Un déversement d'hydrocarbure en eau salée serait extrêmement difficile à circonscrire.

Témoignant, mardi, devant le Bureau d'audiences publiques sur l'environnement (BAPE) qui se penche sur le projet d'oléoduc Énergie Est, le professeur Émilien Pelletier, de l'Institut des sciences de la mer de Rimouski, a expliqué qu'une nappe de pétrole en mer n'est pas homogène.

« Ça ne fait pas une nappe très bien établie. Ça fait des filaments », a-t-il expliqué, photos aériennes à l'appui.

Selon M. Pelletier, qui est titulaire de la chaire de recherche en écotoxicologie moléculaire en milieux côtiers, les estacades ne peuvent servir, de façon réaliste, qu'à protéger certaines zones côtières comme des marinas ou des milieux sensibles.

De plus, il a expliqué qu'un déversement l'hiver en milieu salin causerait des maux de tête inédits.

« La glace de mer, contrairement à la glace d'eau douce que vous connaissez mieux, est friable et poreuse et permet donc l'intrusion et la séquestration du pétrole déversé », a-t-il souligné, ajoutant que « le pétrole dans la glace de mer active devient rapidement impossible à récupérer. »

Il faut donc attendre après la fonte, ce qui implique une récupération « à des endroits éloignés du site de déversement, parce qu'il va y avoir une dérive des glaces transportant le pétrole. »

Par ailleurs, M. Pelletier a ajouté qu'il est pratiquement impossible d'intervenir dans un marais après une contamination en raison de la fragilité du milieu, d'où l'urgence d'agir rapidement.

« On risque d'empirer les dégâts par piétinement et enfouissement du pétrole (...) En général, l'intervention dans les marais, il vaut mieux faire tout ce qu'on peut faire pour protéger les marais plutôt que d'attendre et tenter d'intervenir après. »

L'exemple de Lac-Mégantic

Les audiences du BAPE portent, mardi après-midi, sur les impacts d'un déversement sur les milieux sensibles, la flore et la faune. David Berryman, du ministère de l'Environnement, a utilisé le déversement survenu lors de la catastrophe de Lac-Mégantic, en juillet 2013, comme point de référence.
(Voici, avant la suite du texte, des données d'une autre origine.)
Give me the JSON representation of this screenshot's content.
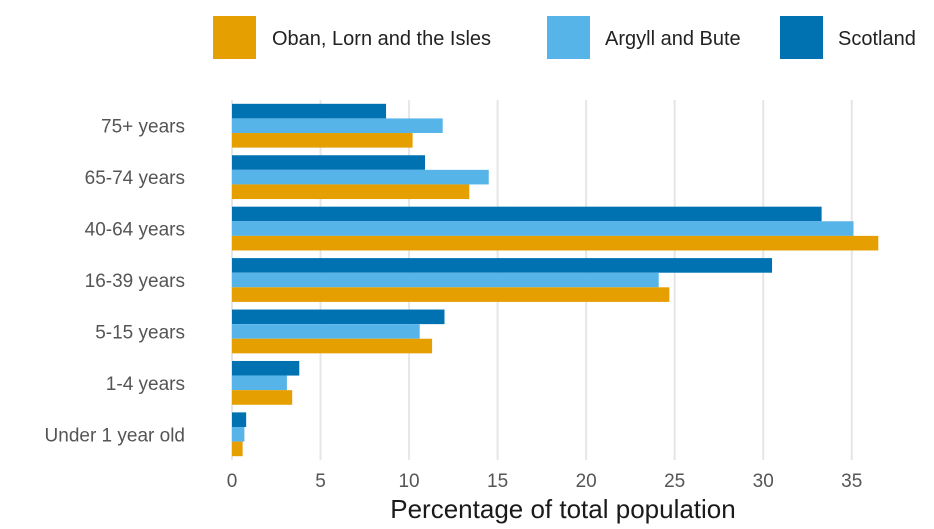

Il a notamment démontré que la rivière Chaudière avait été affectée de façon importante et, en plus de causer la fermeture de plusieurs prises d'eau pendant quelques mois, le déversement survenu lors de la catastrophe avait entraîné des travaux importants de décontamination qui n'avaient pas réussi à rétablir complètement le cours d'eau.

De plus, le ministère avait constaté l'année suivante une « hausse majeure » des anomalies physiques sur les poissons, notamment des déformations, de l'érosion des nageoires et des tumeurs.

« L'érosion des nageoires, notamment, est reconnue, a été observée chez des poissons exposés à d'autres déversements », a indiqué M. Berryman.

Dans un cours d'eau à l'état normal, il y a toujours un certain nombre d'individus qui présentent ces anomalies (...) mais l'ampleur qu'ils ont et leur fréquence dans la Chaudière, on n'a jamais vu ça sur aucun autre cours d'eau », a-t-il précisé.

Modélisation et plans d'intervention attendus

Le promoteur du projet Énergie Est, TransCanada, a par ailleurs expliqué qu'un « plan tactique d'intervention » serait mis en place pour chacun des endroits identifiés comme étant sensibles où pourrait survenir un déversement, mais que ces plans ne seraient pas complétés avant 2018.

De même, la modélisation des déversements pour les 24 rivières d'importance qui doivent être traversées par le pipeline n'est complétée de manière exhaustive que pour la rivière des Outaouais et celle de la rivière Chaudière serait prête bientôt. TransCanada n'a pas encore amorcé celle des autres cours d'eau et il faudra une à deux années pour les réaliser.

Cependant, le vice-président d'Énergie Est pour le Québec et le Nouveau-Brunswick, Louis Bergeron, a rappelé que les méthodes de construction présenteraient une sécurité accrue pour les cours d'eau importants.

« Sur les 24 rivières importantes, il y en a 21 qu'on traverse en forage directionnel horizontal à une profondeur d'au moins 15 mètres sous la rivière avec entrée et sortie à des centaines de mètres des rives », a-t-il fait valoir.

Certains tronçons du pipeline doivent également traverser des aires protégées et, interrogée sur la volonté du promoteur d'y aménager une route d'accès, une représentante du ministère de l'Environnement a indiqué qu'en principe toute construction était interdite dans ces espaces.

M. Bergeron a cependant indiqué que des discussions étaient en cours avec plusieurs ministères relativement à cette situation.